His job mainly consisted of keeping OV-1 Mohawk aircraft in tip-top shape. Regular repairs invovled replacing tires that blew during take-off or landing, patching bullet holes and repairing or replacing hydraulic pumps.
While in the service, Coe befriended James Makin, an English-born sports car mechanic who worked in aviation maintenance in Vietnam.
Makin died on March 16, 1968, his 28th birthday. Coe said his friend had gotten off guard duty at midnight and stopped by the sergeant's office, where shrapnel was used for paperweight. Similar shrapnel killed him during a rocket and mortar attack after he had crawled into his bunk for the night.
“He was a hell of a kid, a good kid,” Coe said.
He recalled a mission his captain, Cliff McKeithan, narrowly escaped.
McKeithan and another pilot were on a visual mission, flying much lower than they should have been.
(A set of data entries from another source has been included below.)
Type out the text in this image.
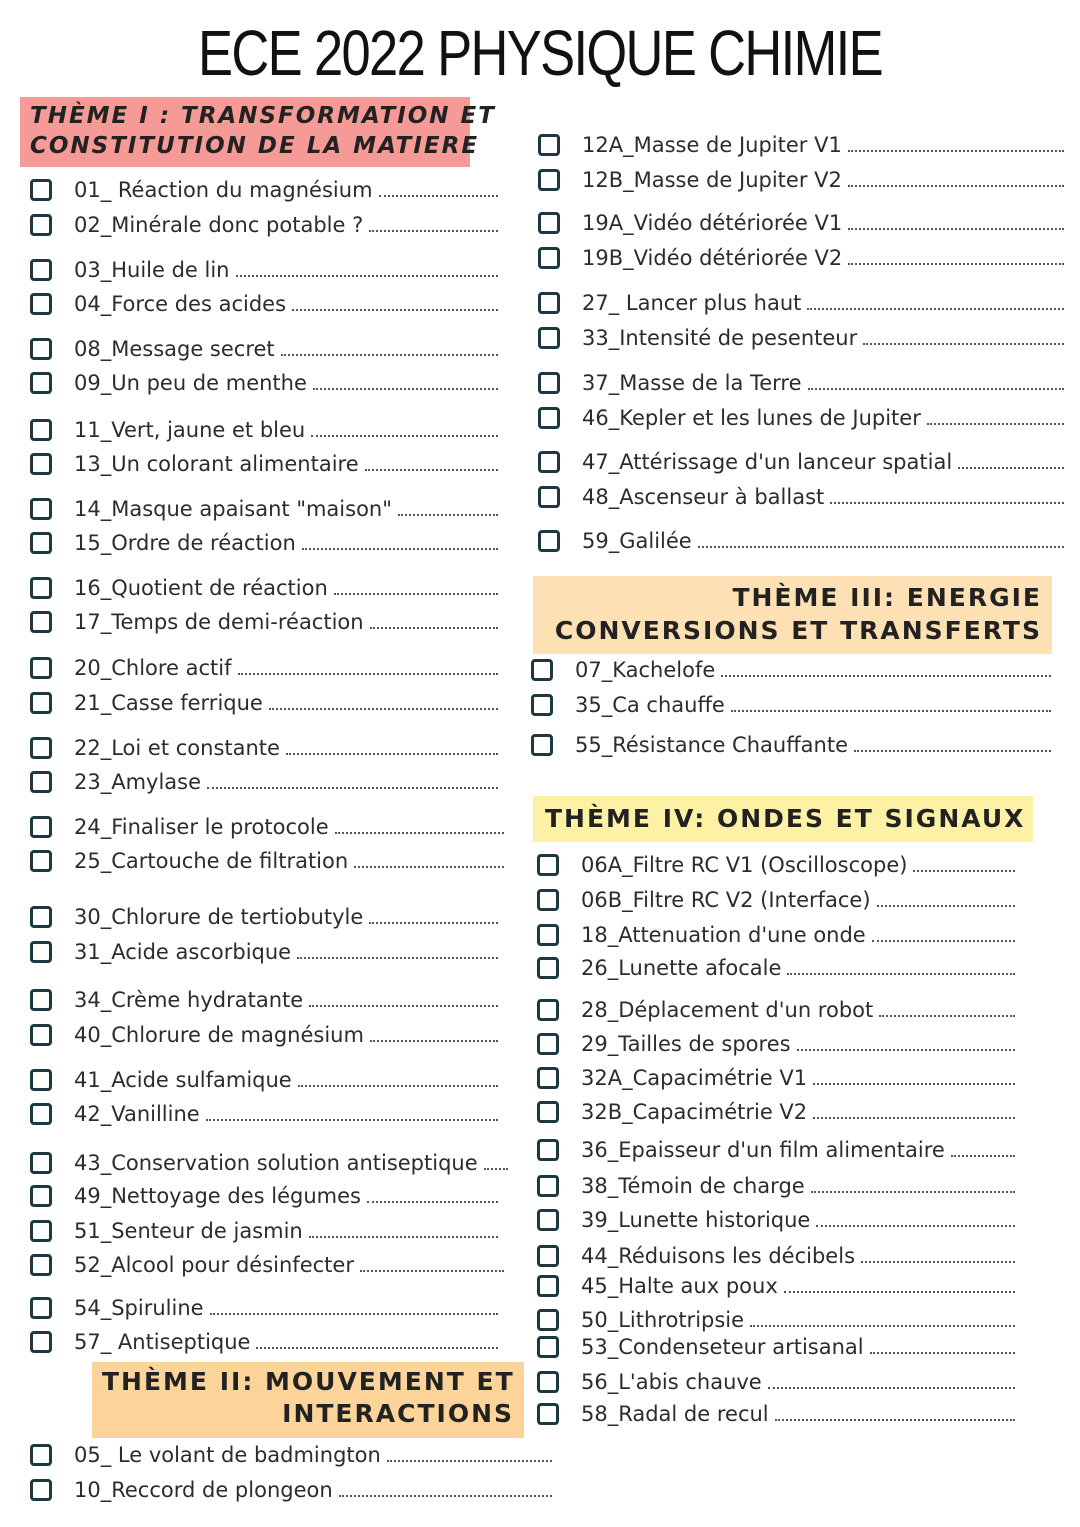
ECE 2022 PHYSIQUE CHIMIE
THÈME I : TRANSFORMATION ET
CONSTITUTION DE LA MATIERE
THÈME II: MOUVEMENT ET
INTERACTIONS
THÈME III: ENERGIE
CONVERSIONS ET TRANSFERTS
THÈME IV: ONDES ET SIGNAUX
01_ Réaction du magnésium
02_Minérale donc potable ?
03_Huile de lin
04_Force des acides
08_Message secret
09_Un peu de menthe
11_Vert, jaune et bleu
13_Un colorant alimentaire
14_Masque apaisant "maison"
15_Ordre de réaction
16_Quotient de réaction
17_Temps de demi-réaction
20_Chlore actif
21_Casse ferrique
22_Loi et constante
23_Amylase
24_Finaliser le protocole
25_Cartouche de filtration
30_Chlorure de tertiobutyle
31_Acide ascorbique
34_Crème hydratante
40_Chlorure de magnésium
41_Acide sulfamique
42_Vanilline
43_Conservation solution antiseptique
49_Nettoyage des légumes
51_Senteur de jasmin
52_Alcool pour désinfecter
54_Spiruline
57_ Antiseptique
05_ Le volant de badmington
10_Reccord de plongeon
12A_Masse de Jupiter V1
12B_Masse de Jupiter V2
19A_Vidéo détériorée V1
19B_Vidéo détériorée V2
27_ Lancer plus haut
33_Intensité de pesenteur
37_Masse de la Terre
46_Kepler et les lunes de Jupiter
47_Attérissage d'un lanceur spatial
48_Ascenseur à ballast
59_Galilée
07_Kachelofe
35_Ca chauffe
55_Résistance Chauffante
06A_Filtre RC V1 (Oscilloscope)
06B_Filtre RC V2 (Interface)
18_Attenuation d'une onde
26_Lunette afocale
28_Déplacement d'un robot
29_Tailles de spores
32A_Capacimétrie V1
32B_Capacimétrie V2
36_Epaisseur d'un film alimentaire
38_Témoin de charge
39_Lunette historique
44_Réduisons les décibels
45_Halte aux poux
50_Lithrotripsie
53_Condenseteur artisanal
56_L'abis chauve
58_Radal de recul
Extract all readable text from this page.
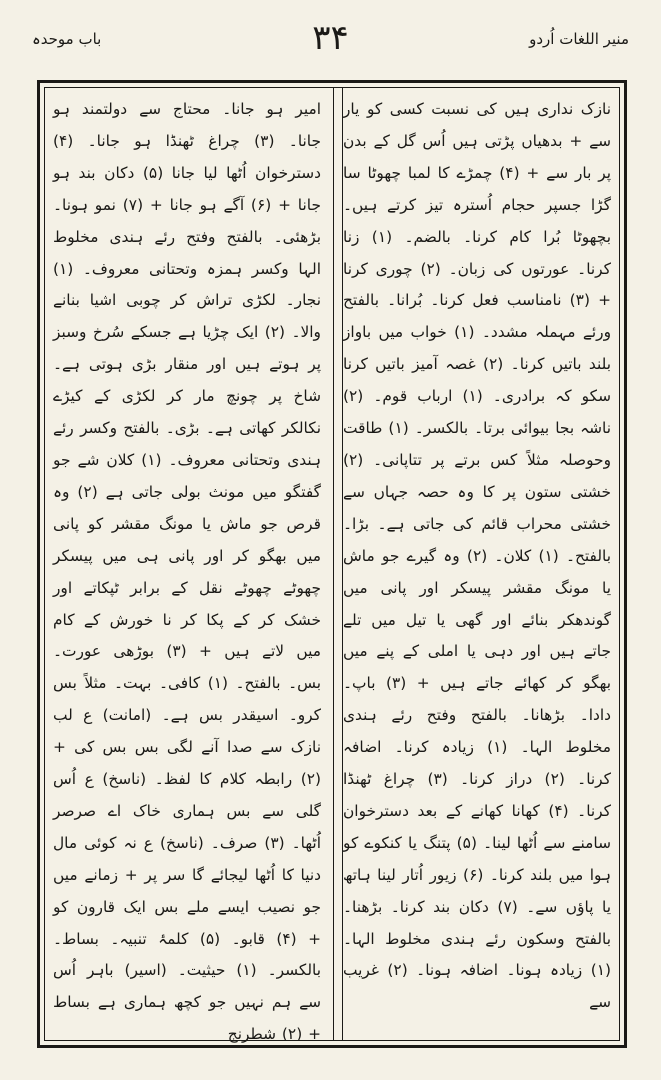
باب موحدہ	۳۴	منیر اللغات اُردو

نازک نداری ہیں کی نسبت کسی کو یار سے + بدھیاں پڑتی ہیں اُس گل کے بدن پر بار سے + (۴) چمڑے کا لمبا چھوٹا سا گڑا جسپر حجام اُسترہ تیز کرتے ہیں۔ بچھوٹا بُرا کام کرنا۔ بالضم۔ (۱) زنا کرنا۔ عورتوں کی زبان۔ (۲) چوری کرنا + (۳) نامناسب فعل کرنا۔ بُرانا۔ بالفتح ورئے مہملہ مشدد۔ (۱) خواب میں باواز بلند باتیں کرنا۔ (۲) غصہ آمیز باتیں کرنا سکو کہ برادری۔ (۱) ارباب قوم۔ (۲) ناشہ بجا بیوائی برتا۔ بالکسر۔ (۱) طاقت وحوصلہ مثلاً کس برتے پر تتاپانی۔ (۲) خشتی ستون پر کا وہ حصہ جہاں سے خشتی محراب قائم کی جاتی ہے۔ بڑا۔ بالفتح۔ (۱) کلان۔ (۲) وہ گیرے جو ماش یا مونگ مقشر پیسکر اور پانی میں گوندھکر بنائے اور گھی یا تیل میں تلے جاتے ہیں اور دہی یا املی کے پنے میں بھگو کر کھائے جاتے ہیں + (۳) باپ۔ دادا۔ بڑھانا۔ بالفتح وفتح رئے ہندی مخلوط الہا۔ (۱) زیادہ کرنا۔ اضافہ کرنا۔ (۲) دراز کرنا۔ (۳) چراغ ٹھنڈا کرنا۔ (۴) کھانا کھانے کے بعد دسترخوان سامنے سے اُٹھا لینا۔ (۵) پتنگ یا کنکوے کو ہوا میں بلند کرنا۔ (۶) زیور اُتار لینا ہاتھ یا پاؤں سے۔ (۷) دکان بند کرنا۔ بڑھنا۔ بالفتح وسکون رئے ہندی مخلوط الہا۔ (۱) زیادہ ہونا۔ اضافہ ہونا۔ (۲) غریب سے

امیر ہو جانا۔ محتاج سے دولتمند ہو جانا۔ (۳) چراغ ٹھنڈا ہو جانا۔ (۴) دسترخوان اُٹھا لیا جانا (۵) دکان بند ہو جانا + (۶) آگے ہو جانا + (۷) نمو ہونا۔ بڑھئی۔ بالفتح وفتح رئے ہندی مخلوط الہا وکسر ہمزہ وتحتانی معروف۔ (۱) نجار۔ لکڑی تراش کر چوبی اشیا بنانے والا۔ (۲) ایک چڑیا ہے جسکے سُرخ وسبز پر ہوتے ہیں اور منقار بڑی ہوتی ہے۔ شاخ پر چونچ مار کر لکڑی کے کیڑے نکالکر کھاتی ہے۔ بڑی۔ بالفتح وکسر رئے ہندی وتحتانی معروف۔ (۱) کلان شے جو گفتگو میں مونث بولی جاتی ہے (۲) وہ قرص جو ماش یا مونگ مقشر کو پانی میں بھگو کر اور پانی ہی میں پیسکر چھوٹے چھوٹے نقل کے برابر ٹپکاتے اور خشک کر کے پکا کر نا خورش کے کام میں لاتے ہیں + (۳) بوڑھی عورت۔ بس۔ بالفتح۔ (۱) کافی۔ بہت۔ مثلاً بس کرو۔ اسیقدر بس ہے۔ (امانت) ع لب نازک سے صدا آنے لگی بس بس کی + (۲) رابطہ کلام کا لفظ۔ (ناسخ) ع اُس گلی سے بس ہماری خاک اے صرصر اُٹھا۔ (۳) صرف۔ (ناسخ) ع نہ کوئی مال دنیا کا اُٹھا لیجائے گا سر پر + زمانے میں جو نصیب ایسے ملے بس ایک قارون کو + (۴) قابو۔ (۵) کلمۂ تنبیہ۔ بساط۔ بالکسر۔ (۱) حیثیت۔ (اسیر) باہر اُس سے ہم نہیں جو کچھ ہماری ہے بساط + (۲) شطرنج
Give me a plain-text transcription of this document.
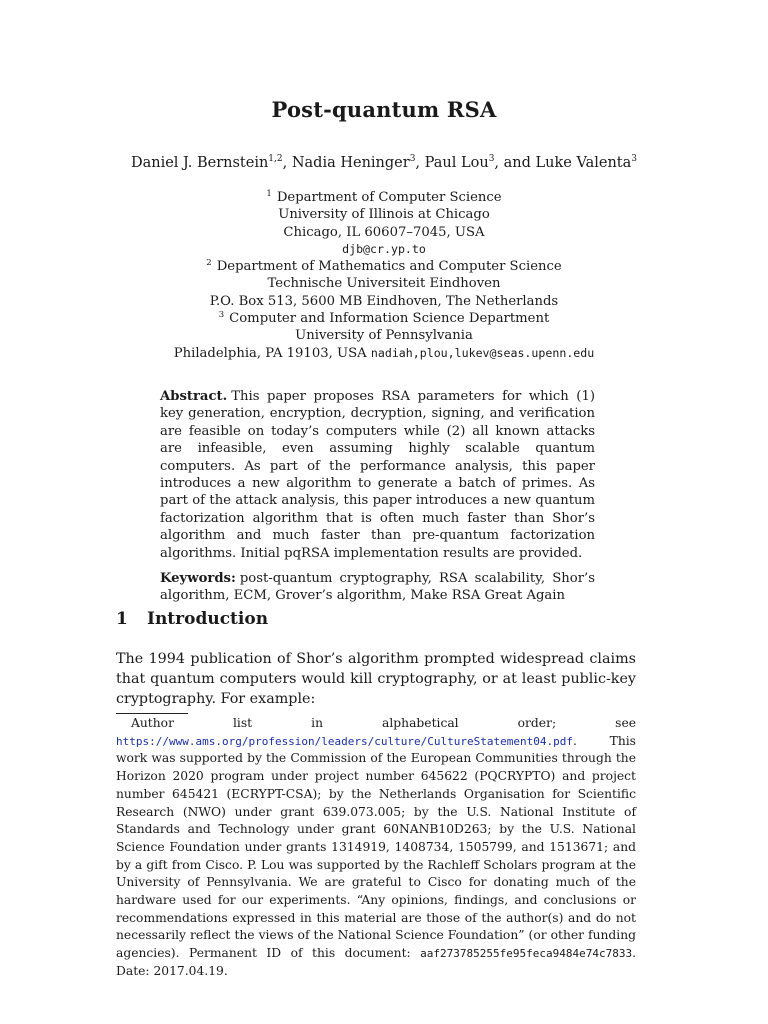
Post-quantum RSA
Daniel J. Bernstein$^{1,2}$, Nadia Heninger$^3$, Paul Lou$^3$, and Luke Valenta$^3$
$^1$ Department of Computer Science
University of Illinois at Chicago
Chicago, IL 60607–7045, USA
djb@cr.yp.to
$^2$ Department of Mathematics and Computer Science
Technische Universiteit Eindhoven
P.O. Box 513, 5600 MB Eindhoven, The Netherlands
$^3$ Computer and Information Science Department
University of Pennsylvania
Philadelphia, PA 19103, USA nadiah,plou,lukev@seas.upenn.edu

Abstract. This paper proposes RSA parameters for which (1) key generation, encryption, decryption, signing, and verification are feasible on today’s computers while (2) all known attacks are infeasible, even assuming highly scalable quantum computers. As part of the performance analysis, this paper introduces a new algorithm to generate a batch of primes. As part of the attack analysis, this paper introduces a new quantum factorization algorithm that is often much faster than Shor’s algorithm and much faster than pre-quantum factorization algorithms. Initial pqRSA implementation results are provided.

Keywords: post-quantum cryptography, RSA scalability, Shor’s algorithm, ECM, Grover’s algorithm, Make RSA Great Again

1 Introduction

The 1994 publication of Shor’s algorithm prompted widespread claims that quantum computers would kill cryptography, or at least public-key cryptography. For example:

Author list in alphabetical order; see https://www.ams.org/profession/leaders/culture/CultureStatement04.pdf. This work was supported by the Commission of the European Communities through the Horizon 2020 program under project number 645622 (PQCRYPTO) and project number 645421 (ECRYPT-CSA); by the Netherlands Organisation for Scientific Research (NWO) under grant 639.073.005; by the U.S. National Institute of Standards and Technology under grant 60NANB10D263; by the U.S. National Science Foundation under grants 1314919, 1408734, 1505799, and 1513671; and by a gift from Cisco. P. Lou was supported by the Rachleff Scholars program at the University of Pennsylvania. We are grateful to Cisco for donating much of the hardware used for our experiments. “Any opinions, findings, and conclusions or recommendations expressed in this material are those of the author(s) and do not necessarily reflect the views of the National Science Foundation” (or other funding agencies). Permanent ID of this document: aaf273785255fe95feca9484e74c7833. Date: 2017.04.19.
After spotting the enemy they turned the plane around to take a closer look when the upper windshield took a hit.
“They couldn’t see anything out the front, so they had to look out the sides,” Coe recalled. “They threw the autopilot on, knowing they would have to eject when they got over the base.”
Another pilot quickly launched and flew beside the plane, talking them through a blind landing.
After landing, a .50-caliber bullet was discovered, lodged in the console between their heads.
“That was really scary,” Coe said.
He and McKeithan were able to reunite this summer at Operation LZ in Forest City.
Jellybeans at the ready — McKeithan’s favorite candy — the two reunited much like they had parted ways 48 years prior.
While in Vietnam, Coe and his wife, Sharon, then his girlfriend, kept in touch through 213 letters, which Sharon says she’s saved all these years.
Faced with the possibility that he might not come home from Vietnam alive and leave her a widow, Coe was hesitant to marry Sharon before leaving.
“At least I would have had your last name,” Sharon said softly, as she placed her hand on her husband’s shoulder.